An employer subjected an employee to a drug test after receiving reports that the employee appeared impaired at work. The employee tested positive for a metabolite of marijuana, among other things. At the time, prior to the November 2020 passage of Proposition 207, marijuana’s use or possession remained a criminal offense in Arizona, unless authorized by Arizona’s Medical Marijuana Act (“AMMA”). The employee possessed a medical marijuana card but had not informed the employer. The employer terminated the employee. The employee then filed suit in superior court, asserting claims for wrongful termination in violation of the Arizona Employment Protection Act (“AEPA”) and defamation. The superior court granted summary judgment in the employer’s favor.

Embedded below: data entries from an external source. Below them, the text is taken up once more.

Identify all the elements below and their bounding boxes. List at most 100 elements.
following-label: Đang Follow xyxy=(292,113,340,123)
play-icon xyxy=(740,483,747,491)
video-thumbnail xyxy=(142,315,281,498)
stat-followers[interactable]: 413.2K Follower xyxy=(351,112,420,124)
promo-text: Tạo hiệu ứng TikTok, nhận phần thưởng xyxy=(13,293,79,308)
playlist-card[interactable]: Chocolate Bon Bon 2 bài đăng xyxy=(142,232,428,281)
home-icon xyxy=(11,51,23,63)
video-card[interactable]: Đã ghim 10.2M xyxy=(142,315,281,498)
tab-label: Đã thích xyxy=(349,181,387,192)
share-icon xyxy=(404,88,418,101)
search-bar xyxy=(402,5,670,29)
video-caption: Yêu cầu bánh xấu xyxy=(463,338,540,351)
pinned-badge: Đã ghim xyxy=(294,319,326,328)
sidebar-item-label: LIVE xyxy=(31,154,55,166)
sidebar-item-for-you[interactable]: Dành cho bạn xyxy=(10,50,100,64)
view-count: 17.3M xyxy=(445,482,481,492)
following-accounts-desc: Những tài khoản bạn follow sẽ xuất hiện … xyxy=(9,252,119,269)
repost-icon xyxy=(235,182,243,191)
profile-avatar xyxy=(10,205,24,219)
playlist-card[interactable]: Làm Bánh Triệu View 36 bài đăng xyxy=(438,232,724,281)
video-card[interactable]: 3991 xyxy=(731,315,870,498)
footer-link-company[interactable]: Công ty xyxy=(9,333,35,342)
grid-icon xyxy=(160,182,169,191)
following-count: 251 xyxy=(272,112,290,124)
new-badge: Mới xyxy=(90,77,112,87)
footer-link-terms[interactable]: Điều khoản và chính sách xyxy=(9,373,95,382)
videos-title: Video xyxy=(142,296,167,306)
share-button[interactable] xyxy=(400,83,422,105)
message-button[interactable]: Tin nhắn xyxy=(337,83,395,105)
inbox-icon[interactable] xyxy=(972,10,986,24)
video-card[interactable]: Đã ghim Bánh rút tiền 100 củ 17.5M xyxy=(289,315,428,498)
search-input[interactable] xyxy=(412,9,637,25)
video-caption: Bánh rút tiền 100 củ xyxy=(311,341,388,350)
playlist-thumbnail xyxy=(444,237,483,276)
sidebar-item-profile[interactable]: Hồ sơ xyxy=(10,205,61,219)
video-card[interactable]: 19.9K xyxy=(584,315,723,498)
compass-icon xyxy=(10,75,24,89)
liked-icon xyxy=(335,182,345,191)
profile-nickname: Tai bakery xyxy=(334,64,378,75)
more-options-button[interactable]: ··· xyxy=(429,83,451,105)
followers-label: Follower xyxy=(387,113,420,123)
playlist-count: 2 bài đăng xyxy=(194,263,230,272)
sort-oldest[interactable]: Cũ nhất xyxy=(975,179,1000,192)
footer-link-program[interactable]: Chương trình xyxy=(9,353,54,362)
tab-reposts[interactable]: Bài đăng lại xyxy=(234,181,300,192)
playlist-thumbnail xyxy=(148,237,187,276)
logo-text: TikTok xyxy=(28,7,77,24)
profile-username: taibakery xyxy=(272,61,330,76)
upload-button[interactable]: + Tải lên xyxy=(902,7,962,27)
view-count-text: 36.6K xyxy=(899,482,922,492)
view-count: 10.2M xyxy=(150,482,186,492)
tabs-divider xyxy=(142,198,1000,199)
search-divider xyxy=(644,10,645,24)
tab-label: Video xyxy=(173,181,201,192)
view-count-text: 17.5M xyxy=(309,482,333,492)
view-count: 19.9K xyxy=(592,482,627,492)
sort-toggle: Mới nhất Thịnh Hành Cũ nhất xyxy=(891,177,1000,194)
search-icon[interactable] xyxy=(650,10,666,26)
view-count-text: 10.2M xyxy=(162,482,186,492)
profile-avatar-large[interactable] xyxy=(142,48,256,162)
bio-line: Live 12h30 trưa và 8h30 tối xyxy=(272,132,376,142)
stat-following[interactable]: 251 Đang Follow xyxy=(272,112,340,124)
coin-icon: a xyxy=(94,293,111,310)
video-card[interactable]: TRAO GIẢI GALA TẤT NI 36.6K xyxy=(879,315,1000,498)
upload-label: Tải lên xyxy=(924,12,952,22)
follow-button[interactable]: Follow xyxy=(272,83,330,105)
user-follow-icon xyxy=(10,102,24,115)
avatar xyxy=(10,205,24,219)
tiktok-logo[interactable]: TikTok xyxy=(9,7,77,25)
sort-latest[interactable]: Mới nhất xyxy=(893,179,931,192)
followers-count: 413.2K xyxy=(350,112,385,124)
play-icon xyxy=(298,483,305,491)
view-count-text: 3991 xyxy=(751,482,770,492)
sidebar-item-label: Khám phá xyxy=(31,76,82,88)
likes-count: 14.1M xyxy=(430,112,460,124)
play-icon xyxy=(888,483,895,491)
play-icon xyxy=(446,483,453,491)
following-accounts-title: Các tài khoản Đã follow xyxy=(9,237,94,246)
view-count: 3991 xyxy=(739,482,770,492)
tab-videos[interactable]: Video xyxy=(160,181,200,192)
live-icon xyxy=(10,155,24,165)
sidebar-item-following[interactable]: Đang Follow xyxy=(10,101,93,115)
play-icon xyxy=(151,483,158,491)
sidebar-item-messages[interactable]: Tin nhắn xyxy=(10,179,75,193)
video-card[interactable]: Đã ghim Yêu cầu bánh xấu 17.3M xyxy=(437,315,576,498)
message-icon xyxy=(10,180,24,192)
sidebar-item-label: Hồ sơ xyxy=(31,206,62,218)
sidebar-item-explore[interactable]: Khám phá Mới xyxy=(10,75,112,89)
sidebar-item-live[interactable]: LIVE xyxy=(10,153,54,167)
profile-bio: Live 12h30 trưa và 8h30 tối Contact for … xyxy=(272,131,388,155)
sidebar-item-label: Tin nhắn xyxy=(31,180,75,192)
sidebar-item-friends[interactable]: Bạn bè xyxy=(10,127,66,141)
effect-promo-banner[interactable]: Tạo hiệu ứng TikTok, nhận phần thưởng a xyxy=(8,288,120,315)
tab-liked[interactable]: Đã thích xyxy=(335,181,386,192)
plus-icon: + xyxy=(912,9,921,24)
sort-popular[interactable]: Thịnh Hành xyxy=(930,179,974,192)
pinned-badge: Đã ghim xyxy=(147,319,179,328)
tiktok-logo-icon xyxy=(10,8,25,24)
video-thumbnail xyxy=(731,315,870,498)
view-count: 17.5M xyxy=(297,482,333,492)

The Court of Appeals affirmed. The Court explained that, under the AEPA, an employer may terminate an at-will employee absent bad cause. Bad cause under AEPA exists when an employee is terminated (1) in breach of an employment contract; (2) in violation of “a statute of this state”; or (3) in retaliation for exercising specified rights. A.R.S. §§ 23-1501(A)(3)(a)-(c). The employee asserted the employer terminated him with bad cause because the termination violated the AMMA, an Arizona statute.
Under the AMMA, an employer cannot fire an employee holding a medical marijuana card based on the employee’s “status as a cardholder” or on a “positive drug test for marijuana or components or metabolites” unless (1) the employee “used, possessed, or was impaired by marijuana” at or during work or (2) the employer would lose benefits if the employee was not terminated. A.R.S. § 36-2813(B)(2). The Court held that the employee’s termination did not violate AMMA’s public policy because the employer did not solely terminate him because of a positive drug test for marijuana metabolites, but also because the employee exhibited on-the-job impairment. The Court added, even if the employee could have sought AMMA protection, his invocation of the AMMA—which is not self-effectuating—was untimely. Particularly, rather than invoke the AMMA when confronted with fitness-for-duty reports and a drug-test-request, the employee delayed until his test results returned positive.
Judge Thumma authored the opinion to which Chief Judge Cattani and Judge Portley joined.